Builders and business owners with ideas of how the city can streamline the process which is often necessary before applying for a building permit are welcome to make suggestions before the Jan. 20 deadline. Suggestions should be returned to the planning department on the third floor of the Orillia City Centre.
"We have dissolved the planning advisory committee and that is saving six to eight weeks..." Lewis said.
Another change the city is already moving toward is a pre-consultation process, which is available to renovators and builders at no charge.
The city is also adding an early-stage mandatory meeting between the applicant and the city and/or Orillia Power and the Orillia Fire Department where necessary.
Dan Landry, Orillia's manager of economic development, said each resubmission adds about a month to the process.
The average length of time it takes to get a site-plan approval is three to five months. In some cases, it's as short as six weeks, and in complex cases, it takes much longer, Lewis said.
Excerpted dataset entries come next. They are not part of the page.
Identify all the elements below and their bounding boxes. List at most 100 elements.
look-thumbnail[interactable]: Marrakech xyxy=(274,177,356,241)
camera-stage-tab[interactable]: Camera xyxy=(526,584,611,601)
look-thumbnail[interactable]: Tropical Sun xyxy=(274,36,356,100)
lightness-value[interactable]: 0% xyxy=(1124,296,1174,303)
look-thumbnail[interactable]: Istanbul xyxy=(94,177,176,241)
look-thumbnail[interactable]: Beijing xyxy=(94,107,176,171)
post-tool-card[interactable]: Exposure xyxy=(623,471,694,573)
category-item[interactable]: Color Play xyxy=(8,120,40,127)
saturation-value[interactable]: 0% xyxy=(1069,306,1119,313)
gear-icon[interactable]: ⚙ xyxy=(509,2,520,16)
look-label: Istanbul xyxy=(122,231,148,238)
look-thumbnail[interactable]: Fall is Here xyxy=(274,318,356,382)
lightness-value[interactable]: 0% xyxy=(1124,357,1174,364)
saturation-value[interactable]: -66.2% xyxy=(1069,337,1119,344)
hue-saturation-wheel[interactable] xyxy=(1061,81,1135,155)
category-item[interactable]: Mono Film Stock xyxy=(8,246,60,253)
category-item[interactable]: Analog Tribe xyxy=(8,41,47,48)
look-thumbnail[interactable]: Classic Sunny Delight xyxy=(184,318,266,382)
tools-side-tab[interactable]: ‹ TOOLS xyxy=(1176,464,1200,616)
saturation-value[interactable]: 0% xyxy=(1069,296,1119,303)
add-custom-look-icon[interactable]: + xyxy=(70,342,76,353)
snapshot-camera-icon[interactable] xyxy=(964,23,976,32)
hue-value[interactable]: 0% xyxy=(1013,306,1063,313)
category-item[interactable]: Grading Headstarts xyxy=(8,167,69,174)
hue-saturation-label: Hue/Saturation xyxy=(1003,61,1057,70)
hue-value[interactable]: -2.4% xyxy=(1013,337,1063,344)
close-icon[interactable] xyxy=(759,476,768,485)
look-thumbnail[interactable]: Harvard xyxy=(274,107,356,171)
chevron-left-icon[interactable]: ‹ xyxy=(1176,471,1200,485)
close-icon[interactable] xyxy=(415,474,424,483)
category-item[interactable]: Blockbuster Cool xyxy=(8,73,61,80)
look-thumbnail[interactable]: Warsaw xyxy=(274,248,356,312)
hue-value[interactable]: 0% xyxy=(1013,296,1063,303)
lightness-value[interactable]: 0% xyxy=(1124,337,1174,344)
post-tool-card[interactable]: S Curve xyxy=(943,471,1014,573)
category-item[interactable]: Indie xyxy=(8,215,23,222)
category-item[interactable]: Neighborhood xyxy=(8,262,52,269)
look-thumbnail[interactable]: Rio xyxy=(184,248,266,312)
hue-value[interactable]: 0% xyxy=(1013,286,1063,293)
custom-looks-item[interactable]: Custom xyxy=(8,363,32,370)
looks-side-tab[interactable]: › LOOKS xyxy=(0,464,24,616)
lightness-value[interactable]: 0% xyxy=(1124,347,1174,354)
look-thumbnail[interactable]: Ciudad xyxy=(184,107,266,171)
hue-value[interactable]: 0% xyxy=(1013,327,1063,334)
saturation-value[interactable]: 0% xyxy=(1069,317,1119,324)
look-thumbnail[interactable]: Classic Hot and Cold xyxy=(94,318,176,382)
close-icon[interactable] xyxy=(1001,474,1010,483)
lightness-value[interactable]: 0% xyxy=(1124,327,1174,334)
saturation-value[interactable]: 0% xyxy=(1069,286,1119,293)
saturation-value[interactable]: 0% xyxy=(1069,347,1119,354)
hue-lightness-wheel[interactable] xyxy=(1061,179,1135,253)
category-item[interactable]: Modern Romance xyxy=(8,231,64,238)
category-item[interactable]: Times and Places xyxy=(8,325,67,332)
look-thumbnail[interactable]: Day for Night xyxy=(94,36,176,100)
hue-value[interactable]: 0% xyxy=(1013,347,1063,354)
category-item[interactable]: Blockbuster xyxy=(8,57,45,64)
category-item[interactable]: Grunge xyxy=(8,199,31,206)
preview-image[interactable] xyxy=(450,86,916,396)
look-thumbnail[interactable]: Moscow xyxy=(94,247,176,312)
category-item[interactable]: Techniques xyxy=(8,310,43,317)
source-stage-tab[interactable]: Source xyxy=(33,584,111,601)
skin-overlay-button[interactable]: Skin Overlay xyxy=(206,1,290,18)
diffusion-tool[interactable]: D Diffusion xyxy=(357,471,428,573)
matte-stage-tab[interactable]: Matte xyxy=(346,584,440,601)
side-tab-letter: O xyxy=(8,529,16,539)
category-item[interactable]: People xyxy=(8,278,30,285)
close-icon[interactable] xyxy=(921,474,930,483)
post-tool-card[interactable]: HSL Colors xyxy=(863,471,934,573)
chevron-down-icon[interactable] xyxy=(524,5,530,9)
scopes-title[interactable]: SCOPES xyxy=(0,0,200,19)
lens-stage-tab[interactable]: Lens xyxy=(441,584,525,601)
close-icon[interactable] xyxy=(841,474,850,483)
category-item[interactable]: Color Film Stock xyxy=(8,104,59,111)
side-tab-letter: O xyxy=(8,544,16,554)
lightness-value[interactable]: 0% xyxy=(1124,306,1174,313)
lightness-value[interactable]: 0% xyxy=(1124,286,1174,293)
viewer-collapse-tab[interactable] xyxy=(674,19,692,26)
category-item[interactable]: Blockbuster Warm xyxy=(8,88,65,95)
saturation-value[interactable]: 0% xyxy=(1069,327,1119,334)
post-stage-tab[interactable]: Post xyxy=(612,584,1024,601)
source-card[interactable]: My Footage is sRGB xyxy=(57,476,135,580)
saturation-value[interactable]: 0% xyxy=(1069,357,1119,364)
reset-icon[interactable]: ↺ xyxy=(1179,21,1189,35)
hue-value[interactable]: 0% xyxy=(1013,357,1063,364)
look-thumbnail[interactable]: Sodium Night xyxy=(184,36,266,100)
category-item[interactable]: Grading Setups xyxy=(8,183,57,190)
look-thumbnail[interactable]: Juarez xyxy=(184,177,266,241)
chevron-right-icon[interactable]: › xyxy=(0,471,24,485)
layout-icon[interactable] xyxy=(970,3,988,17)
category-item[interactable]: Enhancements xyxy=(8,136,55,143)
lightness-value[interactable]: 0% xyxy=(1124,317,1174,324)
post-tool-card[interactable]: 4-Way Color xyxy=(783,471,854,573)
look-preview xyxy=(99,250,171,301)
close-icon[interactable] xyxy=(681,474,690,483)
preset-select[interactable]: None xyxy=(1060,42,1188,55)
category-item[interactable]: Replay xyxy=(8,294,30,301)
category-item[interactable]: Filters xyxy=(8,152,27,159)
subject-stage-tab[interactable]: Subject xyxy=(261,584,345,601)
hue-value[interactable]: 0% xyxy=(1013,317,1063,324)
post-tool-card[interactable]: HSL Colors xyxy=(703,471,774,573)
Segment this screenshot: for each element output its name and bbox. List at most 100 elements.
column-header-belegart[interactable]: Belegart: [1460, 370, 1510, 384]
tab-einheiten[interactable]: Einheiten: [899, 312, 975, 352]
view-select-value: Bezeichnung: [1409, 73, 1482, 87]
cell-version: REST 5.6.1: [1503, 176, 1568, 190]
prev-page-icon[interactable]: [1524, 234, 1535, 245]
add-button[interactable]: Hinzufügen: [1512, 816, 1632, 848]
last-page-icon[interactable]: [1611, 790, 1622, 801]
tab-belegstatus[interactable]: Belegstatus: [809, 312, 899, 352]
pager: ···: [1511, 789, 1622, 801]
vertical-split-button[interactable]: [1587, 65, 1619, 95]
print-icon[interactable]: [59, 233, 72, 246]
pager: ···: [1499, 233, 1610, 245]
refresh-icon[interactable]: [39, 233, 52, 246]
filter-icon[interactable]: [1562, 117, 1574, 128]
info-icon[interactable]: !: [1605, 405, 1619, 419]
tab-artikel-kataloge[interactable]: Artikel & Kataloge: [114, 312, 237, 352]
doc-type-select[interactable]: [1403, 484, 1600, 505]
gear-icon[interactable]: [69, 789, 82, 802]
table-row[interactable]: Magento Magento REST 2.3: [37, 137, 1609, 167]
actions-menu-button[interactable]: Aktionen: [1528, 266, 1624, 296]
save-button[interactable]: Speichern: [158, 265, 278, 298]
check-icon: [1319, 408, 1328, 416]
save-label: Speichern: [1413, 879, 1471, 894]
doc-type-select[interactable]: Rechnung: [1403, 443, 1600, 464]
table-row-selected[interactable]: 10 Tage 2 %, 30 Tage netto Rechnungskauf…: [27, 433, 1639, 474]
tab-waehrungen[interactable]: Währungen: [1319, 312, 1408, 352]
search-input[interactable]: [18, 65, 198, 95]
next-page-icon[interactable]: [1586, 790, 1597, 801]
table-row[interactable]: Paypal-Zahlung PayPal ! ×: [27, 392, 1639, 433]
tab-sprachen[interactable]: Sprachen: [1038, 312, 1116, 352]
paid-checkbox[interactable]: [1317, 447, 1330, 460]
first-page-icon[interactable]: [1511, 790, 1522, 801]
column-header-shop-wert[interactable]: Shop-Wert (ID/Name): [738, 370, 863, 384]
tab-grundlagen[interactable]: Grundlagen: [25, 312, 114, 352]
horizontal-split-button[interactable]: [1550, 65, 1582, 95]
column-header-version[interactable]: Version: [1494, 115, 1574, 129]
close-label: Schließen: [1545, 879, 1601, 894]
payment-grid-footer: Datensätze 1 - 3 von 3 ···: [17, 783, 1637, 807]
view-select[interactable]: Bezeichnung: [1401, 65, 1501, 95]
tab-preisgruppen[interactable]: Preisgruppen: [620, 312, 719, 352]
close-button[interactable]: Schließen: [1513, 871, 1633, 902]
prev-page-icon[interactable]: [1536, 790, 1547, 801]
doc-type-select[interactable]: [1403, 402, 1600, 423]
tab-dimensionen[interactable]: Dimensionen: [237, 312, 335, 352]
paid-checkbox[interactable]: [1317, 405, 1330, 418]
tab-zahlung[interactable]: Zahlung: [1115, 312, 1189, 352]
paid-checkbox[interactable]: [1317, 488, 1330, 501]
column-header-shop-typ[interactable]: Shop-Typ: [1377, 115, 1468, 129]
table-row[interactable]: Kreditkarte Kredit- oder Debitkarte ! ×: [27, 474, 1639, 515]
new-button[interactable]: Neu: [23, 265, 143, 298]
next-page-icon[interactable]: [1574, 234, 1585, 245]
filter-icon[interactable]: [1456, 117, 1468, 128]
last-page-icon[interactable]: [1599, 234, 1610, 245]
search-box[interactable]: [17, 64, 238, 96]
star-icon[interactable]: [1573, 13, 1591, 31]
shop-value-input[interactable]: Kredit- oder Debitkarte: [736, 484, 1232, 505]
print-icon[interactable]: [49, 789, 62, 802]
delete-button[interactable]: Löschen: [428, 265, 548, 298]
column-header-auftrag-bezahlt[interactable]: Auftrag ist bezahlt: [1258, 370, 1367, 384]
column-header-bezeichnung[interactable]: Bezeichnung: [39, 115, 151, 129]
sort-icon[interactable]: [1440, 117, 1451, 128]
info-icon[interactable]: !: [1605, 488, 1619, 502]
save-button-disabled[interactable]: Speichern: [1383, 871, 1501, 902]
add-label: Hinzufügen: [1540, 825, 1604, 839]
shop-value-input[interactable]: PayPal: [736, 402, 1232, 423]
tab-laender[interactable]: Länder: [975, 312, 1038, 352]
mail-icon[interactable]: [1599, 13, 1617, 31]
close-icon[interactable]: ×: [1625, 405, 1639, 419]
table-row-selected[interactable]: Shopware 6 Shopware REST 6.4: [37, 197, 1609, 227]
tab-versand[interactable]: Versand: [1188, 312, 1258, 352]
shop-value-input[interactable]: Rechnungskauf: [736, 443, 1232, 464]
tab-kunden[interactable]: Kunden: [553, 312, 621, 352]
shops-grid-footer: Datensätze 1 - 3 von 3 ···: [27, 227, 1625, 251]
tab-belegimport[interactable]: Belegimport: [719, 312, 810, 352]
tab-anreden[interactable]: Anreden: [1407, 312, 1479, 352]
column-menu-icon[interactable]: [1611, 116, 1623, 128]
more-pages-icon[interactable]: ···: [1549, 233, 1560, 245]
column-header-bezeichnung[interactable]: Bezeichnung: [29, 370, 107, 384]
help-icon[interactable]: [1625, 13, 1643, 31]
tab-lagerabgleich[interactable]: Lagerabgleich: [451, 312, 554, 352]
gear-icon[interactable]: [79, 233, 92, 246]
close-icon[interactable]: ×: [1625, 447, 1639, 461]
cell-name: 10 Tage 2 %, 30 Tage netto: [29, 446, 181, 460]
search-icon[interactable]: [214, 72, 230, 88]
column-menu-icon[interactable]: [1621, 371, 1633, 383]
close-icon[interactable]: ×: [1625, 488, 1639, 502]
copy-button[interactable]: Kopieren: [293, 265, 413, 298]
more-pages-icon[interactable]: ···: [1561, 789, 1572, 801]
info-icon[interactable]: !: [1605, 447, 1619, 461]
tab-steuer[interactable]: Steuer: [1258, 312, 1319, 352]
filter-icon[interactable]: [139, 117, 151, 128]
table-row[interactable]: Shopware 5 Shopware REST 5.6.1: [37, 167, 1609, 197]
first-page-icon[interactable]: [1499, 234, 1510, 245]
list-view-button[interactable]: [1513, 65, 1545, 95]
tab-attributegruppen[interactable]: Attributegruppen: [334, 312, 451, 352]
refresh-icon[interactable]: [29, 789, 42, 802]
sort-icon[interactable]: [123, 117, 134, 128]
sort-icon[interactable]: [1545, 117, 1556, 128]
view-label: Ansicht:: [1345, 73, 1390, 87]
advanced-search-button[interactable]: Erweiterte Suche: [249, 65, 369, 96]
Andrew Fyfe, an audience member and planning consultant for Morgan Planning and Development Inc., said Orillia is neither the fastest nor slowest at site-plan approvals.
"Toronto is in a league of its own," he said. "I have customers who have had in applications for a year and a half and are saying, 'We're not getting anywhere.'"
On the other hand, small municipalities tend to be the fastest because applicants only have to deal with one or two people and he's seen industrial applications be approved in as little as two months.
Audience member Leon Welch, owner of Nor-Weld Ltd., said, "We need a guidebook for non-developers."
"The rules change all the time, so it has be online on a city website so I'm not left holding a book that's two years old," Welch said.
Since the site-plan approval process was implemented in Orillia in 1999, it has undergone several changes with new legislation being passed, including the Lake Simcoe Protection Act and the new official plan.
Ian Sugden, director of planning and development, said other municipalities have such booklets and he could borrow one and customize it for Orillia.
Fyfe said he would like to see the city move to using a municipal co-ordinator who would take each applicant through the entire process. He would also like the see the site-plan process "knit together" with the building permit process.
Sugden said the city cannot get the building permit going before the site plan is complete. However, "we can get you in a position where you are ready the day you get your site plan approval."
Fyfe was pleased with the efforts the city is making and said it eliminates the adversarial nature of discussions.
"Everybody around the table is working for the solution."
Renovations that increase the building's footprint less than 15% don't need site-plan approval.